List at Least Three Pricing Strategies, and Give an Example
List at least three pricing strategies, and give an example of a company using each.
You Make the Call-Situation 1 Steve Jones is the 35-year-old owner of a highly competitive small business that supplies temporary office help. Like most businesspeople, he is always looking for ways to increase profit. However, the nature of his competition makes it very difficult to raise prices for the temps' services, while reducing their wages makes recruiting difficult. Jones has, nevertheless, found an area-bad debts-in which improvement should increase profits. A friend and business consultant met with Jones to advise him on credit management policies. Jones was pleased to get this friend's advice, as bad debts were costing him about 2 percent of sales. Currently, Jones has no system for managing credit.

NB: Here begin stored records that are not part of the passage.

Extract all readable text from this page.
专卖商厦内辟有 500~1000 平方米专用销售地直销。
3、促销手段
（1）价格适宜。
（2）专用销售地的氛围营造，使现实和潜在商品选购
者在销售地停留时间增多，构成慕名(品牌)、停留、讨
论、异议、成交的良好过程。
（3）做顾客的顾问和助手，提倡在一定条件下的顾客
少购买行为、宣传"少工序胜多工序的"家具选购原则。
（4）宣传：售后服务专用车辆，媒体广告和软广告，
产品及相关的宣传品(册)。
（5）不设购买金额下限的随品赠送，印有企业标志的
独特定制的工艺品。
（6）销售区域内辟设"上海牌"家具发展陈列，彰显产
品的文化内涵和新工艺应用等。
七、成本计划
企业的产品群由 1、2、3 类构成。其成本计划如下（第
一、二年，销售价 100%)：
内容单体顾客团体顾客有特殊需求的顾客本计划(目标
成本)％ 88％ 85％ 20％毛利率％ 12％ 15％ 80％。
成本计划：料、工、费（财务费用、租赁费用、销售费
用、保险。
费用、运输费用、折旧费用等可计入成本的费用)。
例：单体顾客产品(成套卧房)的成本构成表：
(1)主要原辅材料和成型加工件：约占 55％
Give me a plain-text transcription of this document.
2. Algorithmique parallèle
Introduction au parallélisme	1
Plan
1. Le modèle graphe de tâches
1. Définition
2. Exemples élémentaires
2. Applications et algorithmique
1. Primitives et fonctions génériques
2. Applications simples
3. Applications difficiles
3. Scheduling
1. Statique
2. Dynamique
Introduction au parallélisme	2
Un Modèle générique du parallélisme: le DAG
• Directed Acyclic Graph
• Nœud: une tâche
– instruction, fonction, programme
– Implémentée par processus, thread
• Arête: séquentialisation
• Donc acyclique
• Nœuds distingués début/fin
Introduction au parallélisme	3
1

You Make the Call-Situation 2 Tom Anderson started his records storage business in the New York metropolitan area in 1991. His differentiation strategy was to offer competitive prices while providing state-of-the-art technology, easy access to his warehouse, and, of course, great service. After opening the business, Anderson learned that most potential customers had already signed long-term storage contracts with competitors. These contracts included a removal fee for each box permanently removed from the storage company's warehouse, making it difficult for customers to consider switching. Anderson believes that the survival of his company hinges on his view of what the essence of his business is. In other words, is he operating a storage company or a real estate business? He is convinced that he must answer this question before making any decision regarding pricing strategy.
You Make the Call-Situation 3 Paul Bowlin owns and operates a tree removal, pruning, and spraying business in a large metropolitan area with a population of approximately 200,000. The business started in 1975 and has grown to the point where Bowlin uses one and sometimes two crews, with four or five employees on each crew. Pricing has always been an important tool in gaining business, but Bowlin realizes that there are ways to entice customers other than quoting the lowest price. For example, he provides careful cleanup of branches and leaves, takes out stumps below ground level, and waits until a customer is completely satisfied before taking payment. At the same time, he realizes his bids for tree removal jobs must cover his costs. In this industry, Bowlin faces intense price competition from operators with more sophisticated wood-processing equipment, such as chip grinders. Therefore, he is always open to suggestions about pricing strategy.